Nervige Labertaschen? So stoppst du den Redefluss!

In der Kita, im Büro oder in der Familie: Menschen, die einem das Ohr abkauen beim Reden und dabei niemals zuhören, gibt es überall. Aber mit unserer Taktik bald nicht mehr in deiner Nähe.

von Viola Kaiser

Wirklich jeder kennt sie: Energievampire, die reden und reden und reden. Natürlich von sich selbst. Fragen? Ist für diese Spezies ein Fremdwort. Manchmal kommt man aus dieser Form des Monologs kaum heraus, es sei denn, man wendet die richtige Geh-sofort-weg-du-Quatschtüte-Taktik an:

1. An andere verweisen

Das Anstrengendste an aufdringlichen Labertaschen ist, dass sie nie aufhören zu reden. Das Gute daran ist, dass es ihnen meistens egal ist, mit wem sie gerade sprechen. Ein enthusiastisch ausgerufenes "Das musst du unbedingt XY erzählen!" und auf die Person verweisen, die gerade links vorbeigeht oder rechts am Tisch sitzt, kann da Wunder wirken. In der Regel wird die anstrengende Nervensäge jedes bereitwillige Opfer vollquatschen, das es finden kann. Im Idealfall bist das nicht du.

2. Den Laberer mit den eigenen Waffen schlagen

Es gibt eine sehr einfache Variante Quatschköpfe loszuwerden – man lässt sie schlicht nicht zu Wort kommen. Sofort mit einem Schwall sehr unwichtiger und vor allem auch uninteressanter Fakten lossprudeln, sobald die Labertasche in Sichtweite kommt. Etwa mit den aktuellen Charts der Arztbesuche der Schwiegermutter oder einer exakten Beschreibung der KFZ-Reparatur von vorletztem Jahr. Wenn die Nervensäge etwas sagen möchte, direkt unterbrechen. "Du, das muss ich jetzt noch zuende führen". Ein- oder zweimal konsequent angewendet wird sich die Labertasche demnächst eine andere Projektionsfläche für seine Ausführungen suchen. 

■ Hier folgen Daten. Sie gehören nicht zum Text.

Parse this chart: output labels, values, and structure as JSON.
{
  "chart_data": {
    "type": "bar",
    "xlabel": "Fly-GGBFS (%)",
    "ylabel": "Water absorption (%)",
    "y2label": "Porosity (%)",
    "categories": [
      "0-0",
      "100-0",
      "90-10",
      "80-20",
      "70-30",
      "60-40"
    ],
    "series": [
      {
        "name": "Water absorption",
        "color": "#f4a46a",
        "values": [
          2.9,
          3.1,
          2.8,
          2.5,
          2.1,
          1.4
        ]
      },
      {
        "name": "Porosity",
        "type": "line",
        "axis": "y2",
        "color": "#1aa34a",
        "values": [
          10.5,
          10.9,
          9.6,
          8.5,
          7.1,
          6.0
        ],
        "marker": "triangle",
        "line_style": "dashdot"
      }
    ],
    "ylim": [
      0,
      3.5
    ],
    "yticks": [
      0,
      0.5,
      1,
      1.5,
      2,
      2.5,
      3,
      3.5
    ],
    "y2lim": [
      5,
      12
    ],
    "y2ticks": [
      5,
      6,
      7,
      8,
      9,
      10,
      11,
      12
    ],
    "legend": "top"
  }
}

3. Bestimmt aus der Konversation aussteigen

"Das ist extrem interessant, aber für dieses Thema bräuchten wir wirklich mehr Zeit" ist ein guter Satz, um den Profi-Laberer zu verwirren. Auch konsequentes Abwenden wird ihn irritieren. Etwa, wenn man sich einem anderen Menschen zuwendet und ihn stehenlässt. Oder zum Telefon greift, weil man eben einen total wichtigen Anruf führen muss, der sich am Schluss als Werbecall von O2 rausstellt. Damit macht man sich natürlich etwas unbeliebt, aber zumindest ist man das Problem erstmal los. 

4. Schnell wegducken

Wenn das alles nicht hilft, funktioniert nur noch die Flucht nach vorn oder eben hinten. Hauptsache weg. Sobald die nervtötende Person auftaucht, direkt hinter einer Säule verstecken. Alternativ: Freundlich flöten "Ich würde so gern mit dir reden, aber habe überhaupt keine Zeit!". Danach superschnell – auch rennen ist hier erlaubt – und liebevoll lächelnd aber in jedem Fall zügig den Ort verlassen.